In regard to aspects of discrimination, Fig. 3 panel c shows that beginning in the fifth block of trials, the latency to enter the door associated with the negative outcome was notably larger than the latency to cross the doors associated with the positive, ND1 and ND2 outcomes. An ANOVA evaluated the effect of type of outcome and session on latency during the last five blocks of trials of the training condition, indicating a significant effect of type of outcome (F(1, 5.02) = 5.72, p < .05; partial η2 = 0.64; Greenhouse-Geisser correction was implemented), while the effects of block of trials (F(4, 20) = 1.30, p = .30; partial η2 = 0.21) and its interaction with type of outcome were not (F(12, 60) = 1.60, p = .12; partial η2 = 0.24). Scheffé post-hoc analysis revealed that the latency to cross the door of the negative outcome was larger than that to cross the door of the positive outcome, and that the latencies to cross the doors associated with the ND1 and ND2 were equivalent. Figure 3 panel d shows the group mean of the individual medians of the time taken to traverse each of the tunnels associated with the different outcomes. The effect of type of outcome was significant (F(1.28, 6.42) = 7.11, p < .05; partial η2 = 0.59), while the effects of block of trials (F(4, 20) = 0.22, p = .92; partial η2 = 0.04) and its interaction with type of outcome were not (F(12, 60) = 0.41, p = .95; partial η2 = 0.08). Post-hoc analyses indicated a significant difference between the traversing time of the negative and positive tunnels, but no significant difference between the traversing time of the ND1 and ND2 outcomes. Data obtained during the last five blocks of trials during the reversal condition regarding the above-described variables were analyzed in the same way than data from the training condition. Without exception, both significant and non-significant results were replicated. Online resource 2 shows the statistical details of those analyses.
Figure 3 Panel e shows the proportion of trials with escape for each type of outcome. It can be observed that since the first block of trials, a high proportion of escape (0.61) was observed for the negative outcome, and remained above 0.84 for the entire condition. It is Important to highlight that the proportion of trials with escape for the other three types of outcomes remained in zero for the entire duration of the condition, demonstrating that subjects were able to discriminate between the negative outcome and the three other outcomes.

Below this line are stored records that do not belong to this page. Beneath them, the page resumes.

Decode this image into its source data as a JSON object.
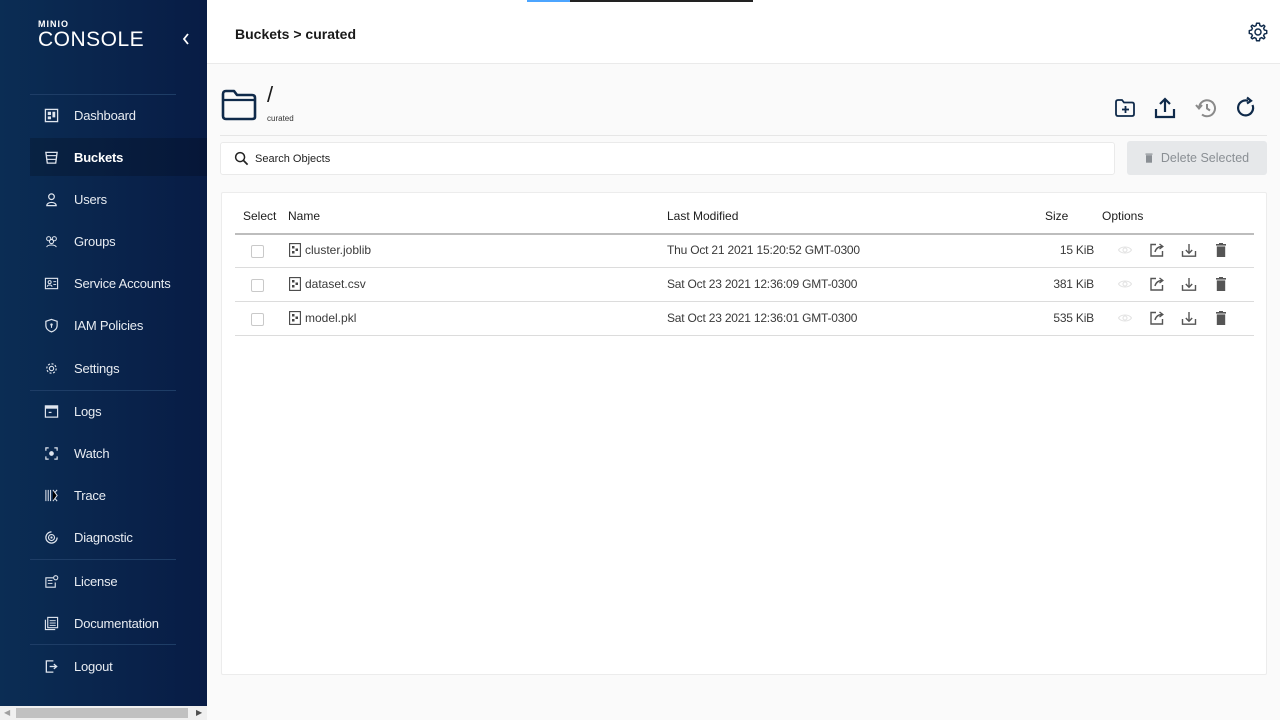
{
  "app": {
    "brand_small": "MINIO",
    "brand_large": "CONSOLE"
  },
  "colors": {
    "sidebar_start": "#0b2d54",
    "sidebar_end": "#081c45",
    "accent": "#4ca5ff",
    "icon_dark": "#0f2a4a",
    "delete_disabled_bg": "#e6e8ea"
  },
  "sidebar": {
    "items": [
      {
        "label": "Dashboard",
        "icon": "dashboard-icon",
        "active": false
      },
      {
        "label": "Buckets",
        "icon": "bucket-icon",
        "active": true
      },
      {
        "label": "Users",
        "icon": "user-icon",
        "active": false
      },
      {
        "label": "Groups",
        "icon": "groups-icon",
        "active": false
      },
      {
        "label": "Service Accounts",
        "icon": "service-accounts-icon",
        "active": false
      },
      {
        "label": "IAM Policies",
        "icon": "shield-icon",
        "active": false
      },
      {
        "label": "Settings",
        "icon": "gear-icon",
        "active": false
      },
      {
        "label": "Logs",
        "icon": "logs-icon",
        "active": false
      },
      {
        "label": "Watch",
        "icon": "watch-icon",
        "active": false
      },
      {
        "label": "Trace",
        "icon": "trace-icon",
        "active": false
      },
      {
        "label": "Diagnostic",
        "icon": "diagnostic-icon",
        "active": false
      },
      {
        "label": "License",
        "icon": "license-icon",
        "active": false
      },
      {
        "label": "Documentation",
        "icon": "documentation-icon",
        "active": false
      },
      {
        "label": "Logout",
        "icon": "logout-icon",
        "active": false
      }
    ]
  },
  "header": {
    "breadcrumb": "Buckets > curated",
    "progress_percent": 19
  },
  "object_browser": {
    "path": "/",
    "bucket": "curated",
    "actions": [
      "create-folder",
      "upload",
      "rewind",
      "refresh"
    ],
    "search_placeholder": "Search Objects",
    "search_value": "",
    "delete_selected_label": "Delete Selected"
  },
  "table": {
    "columns": [
      "Select",
      "Name",
      "Last Modified",
      "Size",
      "Options"
    ],
    "rows": [
      {
        "name": "cluster.joblib",
        "last_modified": "Thu Oct 21 2021 15:20:52 GMT-0300",
        "size": "15 KiB",
        "selected": false
      },
      {
        "name": "dataset.csv",
        "last_modified": "Sat Oct 23 2021 12:36:09 GMT-0300",
        "size": "381 KiB",
        "selected": false
      },
      {
        "name": "model.pkl",
        "last_modified": "Sat Oct 23 2021 12:36:01 GMT-0300",
        "size": "535 KiB",
        "selected": false
      }
    ]
  }
}
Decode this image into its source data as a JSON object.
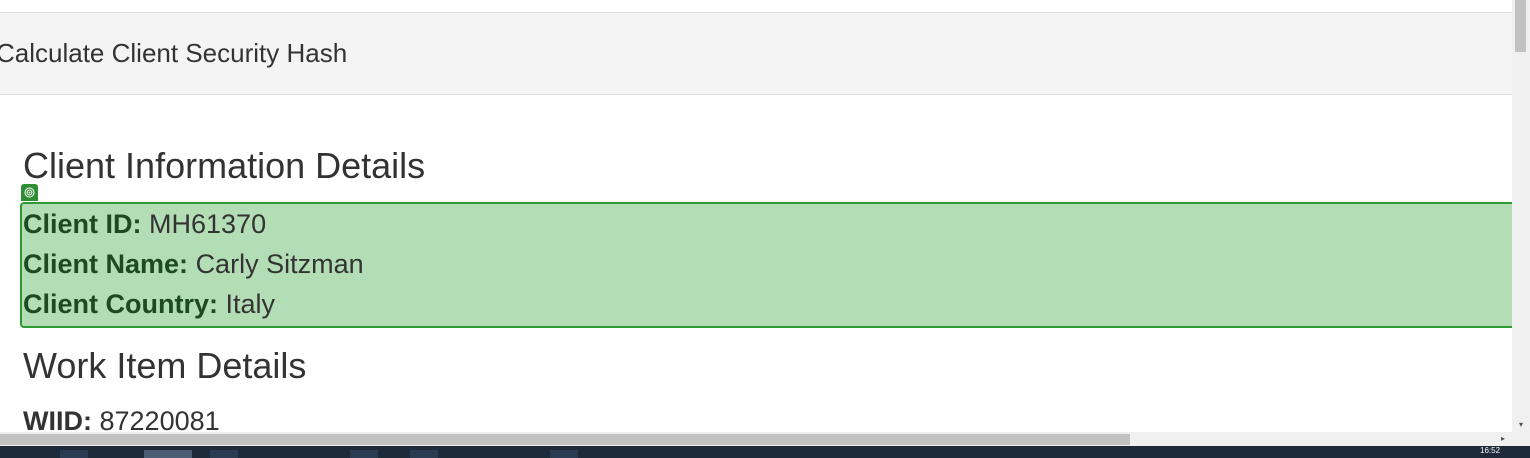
{
  "panel": {
    "title": "Calculate Client Security Hash"
  },
  "client_section": {
    "heading": "Client Information Details",
    "fields": [
      {
        "label": "Client ID:",
        "value": "MH61370"
      },
      {
        "label": "Client Name:",
        "value": "Carly Sitzman"
      },
      {
        "label": "Client Country:",
        "value": "Italy"
      }
    ]
  },
  "work_section": {
    "heading": "Work Item Details",
    "fields": [
      {
        "label": "WIID:",
        "value": "87220081"
      }
    ]
  },
  "highlight": {
    "icon": "target-icon",
    "fill_color": "#b3ddb5",
    "border_color": "#2e9a34"
  },
  "scrollbars": {
    "down_arrow": "▾",
    "right_arrow": "▸"
  },
  "taskbar": {
    "clock": "16:52"
  }
}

Experiment 2. Group means and standard errors (Mean ± SEM) for the different variables across blocks of 60 trials. Panel a shows the latencies for entering the doors associated with the discriminative and non-discriminative alternatives. Panel b shows the proportion of choice for the discriminative alternative. Panel c shows the latency to enter the door associated with each of the four possible outcomes. Panel d shows the traversing time of the tunnel associated with each of the possible outcomes. Panel e shows the proportion of trials with escape for each of the four possible outcomes found. Vertical lines in each panel separate data obtained during the original training condition from those obtained during the reversal phase and escape conditions (where appropriate)
Discussion
In this experiment we replicated the preference for the non-discriminative alternative that was found in experiment 1 of the present report. This was indicated by data derived from both forced trials and free-choice trials. In regard to the former, shorter latencies were found for the non-discriminative alternative than for the discriminative alternative during the final blocks of trials of each condition, and in regard to the latter, the proportion of choice for the discriminative alternative was consistently low at the end of each of the conditions. This strong preference for the optimal alternative occurred with different probabilities for each of the alternatives (0.2 vs. 0.5) than for experiment 1 (0.5 vs. 0.75), with longer tunnels (1.5 m) than in experiment 1 (0.5 m), and in a closed economy condition. The consistency of the preference for the optimal alternative despite these procedural differences suggests the broad generality of our main finding.
During training and reversal conditions we also replicated the high level of discrimination between the positive and the negative outcomes of the discriminative alternative: both the latency to enter the door of the negative outcome and the traversing time of the negative tunnel were higher than those related to the positive outcome. Both results validate the data on preference discussed above, as they are evidence that the preference for the optimal alternative is not an artifact of generalization between the positive and the negative outcomes, as has been suggested as an explanation of the differences between rats and pigeons in the suboptimal choice procedure (Zentall et al., 2019b).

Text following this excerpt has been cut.